Cape Town - The future for health insurance providers in Africa looks bright, according to Andrew Schwulst, CEO of Liberty Health.
“With an average annual growth rate forecast of 6% for Africa’s 54 countries in 2035, the continent is alive with opportunity,” says Schwulst.
“The growing presence of large corporates in Africa is a welcome boost for job creation and local economies. Economic growth directly translates into a growing workforce – this is good news for insurance companies.”
Expats, international companies operating on the continent, small business owners and the general public are all contributing to a growing middle class. Figures indicate that Africa's middle class has more than tripled over the past 30 years. This trend, which is set to continue in the foreseeable future, bodes well for the health insurance industry.
The most recent Global Economic Prospects Report by the World Bank shows that 54 African economies collectively grew on average by 3.4% last year. Whilst this is lower than previous years, Africa's average growth rate exceeds expansions recorded in the United States (1.9%), Europe's eurozone (0.4%), Australia (0.7%), or even the world (2.4%).
Top African performers last year, were Ethiopia (10.2%), Ivory Coast (8.4%), the Democratic Republic of Congo (8%), Rwanda (7.4%) and Tanzania (7.2%).
“Africa’s middle-class growth trajectory is evident in consumer spending habits, with increased focus on retail, telecommunications, financial services and healthcare,” says Schwulst.

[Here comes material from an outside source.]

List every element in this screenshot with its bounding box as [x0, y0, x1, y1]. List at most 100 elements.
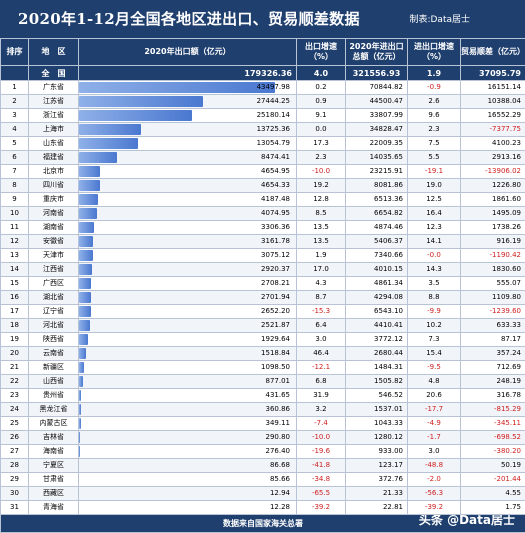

The International Monetary Fund (IMF) projects that the number of Africans entering the workplace will exceed that of the rest of the world combined.
“The increased demand for goods and services is also attributed to the growth of small and medium-sized enterprises. Health insurance providers in Africa are yet to fully tap into the SME market,” says Schwulst.
He cautions, however, that one size does not fit all regarding health insurance products for Africa.